3. Preparar al quirófano

  1. Ajuste la temperatura ambiente entre 18 ° C y 21 ° C.
  2. Encienda la mesa de cirugía, y ajustar su calor a la superficie highetemperatura st.
  3. Cubrir todas las superficies de trabajo con empapadores quirúrgicos.
  4. Organizar una jaula vacía u otro recipiente sobre la mesa quirúrgica para calentar.
  5. Organizar una escala y un etiquetador de la oreja en la encimera.

4. Preparar la solución salina equilibrada con heparina sódica

  1. Añadir 0,5 ml de heparina sódica a una botella IV 500 ml de solución salina equilibrada (HBSS).
  2. Inserte el extremo afilado del conjunto primario prepierced tubo en forma de Y en la botella de 0,1% de heparina sódica.

5. Establecer el Polo IV

  1. Cuelgue la botella de 0,1% de heparina sódica de la extensión de polo IV, y se abren de golpe la tapa del filtro de aire en el conjunto primario prepierced tubo en forma de Y.
  2. Elevar la botella de heparina sódica al 0,1% a 163 cm (120 mm Hg). Medir la altura de la mesa a la cima del goteo de heparina sódica.
  3. Eliminar las burbujas de aire en el tubo IV accionando manualmente el conjunto primario prepierced tubo en forma de Y.

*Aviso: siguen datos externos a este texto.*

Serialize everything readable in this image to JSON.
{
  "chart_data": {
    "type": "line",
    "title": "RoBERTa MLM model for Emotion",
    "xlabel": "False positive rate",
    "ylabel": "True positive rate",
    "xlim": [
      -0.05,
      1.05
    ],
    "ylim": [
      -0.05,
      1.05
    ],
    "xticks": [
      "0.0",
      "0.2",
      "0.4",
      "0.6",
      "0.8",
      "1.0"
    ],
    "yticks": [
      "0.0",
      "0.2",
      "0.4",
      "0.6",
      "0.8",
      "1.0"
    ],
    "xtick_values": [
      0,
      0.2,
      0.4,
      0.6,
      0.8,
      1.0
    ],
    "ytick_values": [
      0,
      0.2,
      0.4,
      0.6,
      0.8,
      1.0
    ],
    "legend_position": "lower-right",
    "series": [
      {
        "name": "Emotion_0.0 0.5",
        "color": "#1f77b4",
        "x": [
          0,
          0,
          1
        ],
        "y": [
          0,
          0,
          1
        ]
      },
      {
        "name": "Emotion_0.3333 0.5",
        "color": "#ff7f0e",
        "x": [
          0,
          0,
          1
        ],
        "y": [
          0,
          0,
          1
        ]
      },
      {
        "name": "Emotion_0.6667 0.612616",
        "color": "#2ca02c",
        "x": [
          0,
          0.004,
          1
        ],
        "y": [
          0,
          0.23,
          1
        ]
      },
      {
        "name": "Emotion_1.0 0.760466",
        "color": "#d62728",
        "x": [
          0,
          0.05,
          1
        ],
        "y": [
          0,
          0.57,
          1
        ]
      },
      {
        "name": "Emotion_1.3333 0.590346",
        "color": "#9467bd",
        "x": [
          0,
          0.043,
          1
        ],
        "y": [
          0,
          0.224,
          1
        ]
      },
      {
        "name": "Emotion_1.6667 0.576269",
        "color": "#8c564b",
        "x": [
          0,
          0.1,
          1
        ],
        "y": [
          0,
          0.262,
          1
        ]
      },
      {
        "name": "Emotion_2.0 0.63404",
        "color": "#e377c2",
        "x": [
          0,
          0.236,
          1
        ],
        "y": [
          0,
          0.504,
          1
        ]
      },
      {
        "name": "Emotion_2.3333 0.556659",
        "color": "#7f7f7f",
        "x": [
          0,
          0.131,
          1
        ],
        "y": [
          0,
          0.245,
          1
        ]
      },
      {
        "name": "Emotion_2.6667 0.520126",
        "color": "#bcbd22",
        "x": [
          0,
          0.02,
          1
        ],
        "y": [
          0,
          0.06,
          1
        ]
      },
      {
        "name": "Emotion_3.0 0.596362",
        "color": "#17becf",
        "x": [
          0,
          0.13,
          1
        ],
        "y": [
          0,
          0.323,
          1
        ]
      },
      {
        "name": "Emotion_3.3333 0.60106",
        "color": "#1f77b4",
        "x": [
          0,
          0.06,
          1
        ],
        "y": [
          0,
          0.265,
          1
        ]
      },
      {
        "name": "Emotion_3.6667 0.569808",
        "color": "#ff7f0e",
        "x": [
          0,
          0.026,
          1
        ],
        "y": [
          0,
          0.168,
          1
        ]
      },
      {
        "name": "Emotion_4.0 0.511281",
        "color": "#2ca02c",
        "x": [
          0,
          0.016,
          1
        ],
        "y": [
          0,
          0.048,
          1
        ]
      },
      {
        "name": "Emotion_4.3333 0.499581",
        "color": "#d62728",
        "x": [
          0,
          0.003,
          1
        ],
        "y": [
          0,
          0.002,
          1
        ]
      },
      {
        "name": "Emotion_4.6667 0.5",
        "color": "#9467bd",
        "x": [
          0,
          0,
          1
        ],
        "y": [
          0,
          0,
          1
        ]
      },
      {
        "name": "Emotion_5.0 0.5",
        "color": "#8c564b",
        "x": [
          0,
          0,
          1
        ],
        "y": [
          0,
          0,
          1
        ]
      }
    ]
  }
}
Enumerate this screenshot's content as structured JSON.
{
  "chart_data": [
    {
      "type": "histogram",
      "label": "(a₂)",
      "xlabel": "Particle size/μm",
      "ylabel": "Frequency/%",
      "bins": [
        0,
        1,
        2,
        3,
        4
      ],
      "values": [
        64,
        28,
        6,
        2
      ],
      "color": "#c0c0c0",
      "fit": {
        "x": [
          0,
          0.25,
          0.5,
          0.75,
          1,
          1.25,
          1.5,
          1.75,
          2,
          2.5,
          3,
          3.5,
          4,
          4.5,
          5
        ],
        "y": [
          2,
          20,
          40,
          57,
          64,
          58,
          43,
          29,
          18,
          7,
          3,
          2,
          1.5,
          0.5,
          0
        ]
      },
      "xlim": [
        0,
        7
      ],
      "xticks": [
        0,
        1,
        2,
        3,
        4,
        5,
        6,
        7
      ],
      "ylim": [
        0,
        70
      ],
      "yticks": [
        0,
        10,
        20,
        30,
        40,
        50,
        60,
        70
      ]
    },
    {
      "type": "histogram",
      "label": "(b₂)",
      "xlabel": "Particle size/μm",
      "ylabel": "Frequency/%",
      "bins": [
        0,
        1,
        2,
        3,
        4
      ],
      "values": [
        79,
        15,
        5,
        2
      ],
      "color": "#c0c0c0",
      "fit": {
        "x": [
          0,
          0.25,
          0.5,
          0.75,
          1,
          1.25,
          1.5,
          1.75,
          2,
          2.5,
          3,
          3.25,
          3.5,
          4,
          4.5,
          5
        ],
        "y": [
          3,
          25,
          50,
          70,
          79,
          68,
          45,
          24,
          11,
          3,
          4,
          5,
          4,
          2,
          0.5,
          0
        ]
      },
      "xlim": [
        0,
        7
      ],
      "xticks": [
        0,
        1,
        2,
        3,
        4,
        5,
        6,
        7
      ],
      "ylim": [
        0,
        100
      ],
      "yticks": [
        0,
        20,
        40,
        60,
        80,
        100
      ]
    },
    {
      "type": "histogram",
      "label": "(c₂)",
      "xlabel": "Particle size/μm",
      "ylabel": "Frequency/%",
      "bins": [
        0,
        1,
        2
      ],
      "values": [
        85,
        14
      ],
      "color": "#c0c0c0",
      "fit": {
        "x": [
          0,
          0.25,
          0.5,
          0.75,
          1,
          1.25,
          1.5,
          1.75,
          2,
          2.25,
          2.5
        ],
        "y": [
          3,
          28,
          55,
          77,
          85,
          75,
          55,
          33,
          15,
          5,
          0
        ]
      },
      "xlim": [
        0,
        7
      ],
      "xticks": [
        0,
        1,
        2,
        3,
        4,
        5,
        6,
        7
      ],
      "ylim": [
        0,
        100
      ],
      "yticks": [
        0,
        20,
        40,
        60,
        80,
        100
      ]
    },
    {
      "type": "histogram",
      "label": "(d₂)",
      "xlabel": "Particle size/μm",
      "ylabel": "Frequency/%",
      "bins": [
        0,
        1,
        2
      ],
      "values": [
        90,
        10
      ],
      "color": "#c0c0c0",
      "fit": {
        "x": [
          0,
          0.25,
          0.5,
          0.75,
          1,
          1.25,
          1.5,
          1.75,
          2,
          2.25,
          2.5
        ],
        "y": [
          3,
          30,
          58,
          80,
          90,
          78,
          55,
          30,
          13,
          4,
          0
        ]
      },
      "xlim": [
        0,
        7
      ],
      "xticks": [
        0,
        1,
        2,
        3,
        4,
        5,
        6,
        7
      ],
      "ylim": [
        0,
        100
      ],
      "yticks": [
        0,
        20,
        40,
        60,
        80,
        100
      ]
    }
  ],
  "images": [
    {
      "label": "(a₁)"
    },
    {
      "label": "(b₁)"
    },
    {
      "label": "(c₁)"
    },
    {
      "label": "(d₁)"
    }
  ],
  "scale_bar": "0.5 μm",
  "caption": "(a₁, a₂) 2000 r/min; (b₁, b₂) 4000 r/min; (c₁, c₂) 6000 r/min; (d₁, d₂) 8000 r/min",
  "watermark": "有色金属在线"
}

6. Configure la heparina sódica por goteo

  1. Conecte el conjunto primario prepierced tubo en forma de Y con el colector de cinco válvulas.
  2. Conectar calibre 30 ½ pulgadas agujas al colector de cinco puertos utilizando Luer macho de luer macho accesorios para tubos.
  3. Inserte cada una de las agujas de calibre 30 ½ pulgadas en su propio segmento de 10 pulgadas de tubo de 30 de calibre.
  4. El uso de pinzas hemostáticas, romper las puntas de las agujas de los nuevos de calibre 30 ½ pulgadas agujas e insertar sus extremos romos en el tubo de calibre 30. La esterilidad o desinfección de las puntas de las agujas serán necesarios para el Paso 8.3.
  5. El uso de cinta, disponer los tubos 30 de calibre con las agujas de tal manera que los tubos conectados a los puertos interiores están posicionadas en la parte superior de los tubos conectados a los puertos exteriores. Esta disposición evitará el enredo de la tubería durante la canulación de la cámara anterior.
  6. Encienda el flujo de heparina de sodio 0,1% al colector de cinco válvulas y a cada puerto individual.
    1. Asegúrese de que el 0,1%heparina sódica está fluyendo fuertemente para cada puerto. Si un puerto está fluyendo débilmente, reemplace el puerto o desactivarla con el aire de una jeringa estéril.
    2. Deje que la heparina sódica 0,1% fluya durante 2 - 3 minutos para eliminar las burbujas de aire de los tubos de calibre 30 y el colector de 5 válvulas.
  7. Apague todos los puertos en el colector de 5 válvulas.

7. Preparar los ratones para la cirugía

  1. Llevar a los ratones a la sala de cirugía. Suministro de botellas de agua para cada jaula con el fin de prevenir la deshidratación de los animales durante la cirugía.
  2. Anotar el peso de cada ratón.
  3. Inyectar cada ratón por vía intraperitoneal con 0,02 ml de cóctel por gramo de peso corporal.
  4. Etiquetar y registrar el número de cada ratón.
  5. Coloque todos los ratones en el recipiente vacío en la mesa de cirugía. Permitir 5-10 minutos para todos los ratones para lograr la anestesia profunda como lo confirma la ausencia de respuesta de retirada pedal para pizca dedo del pie.
  6. Para cada ratón, administrar una gota deTropicamida en cada ojo para dilatación de la pupila y la lubricación a corto plazo.
  7. Para cada ratón, administrar una gota de Proparacaína en cada ojo para la anestesia local y la lubricación a corto plazo.
  8. Organizar los ratones en el orden de anestesia para que el primer ratón para ser anestesiados será el primer ratón que se canula.
  9. Permitir aproximadamente 2 minutos para el ojo gotas entren en vigor.
  10. Preparar rectas piezas 4 pulgadas de cinta tirando firmemente en la cinta. Ponga a un lado un trozo de cinta para cada ratón.
    NOTA: Si no se tire con fuerza en la cinta dará lugar a que se encrespa de la cinta.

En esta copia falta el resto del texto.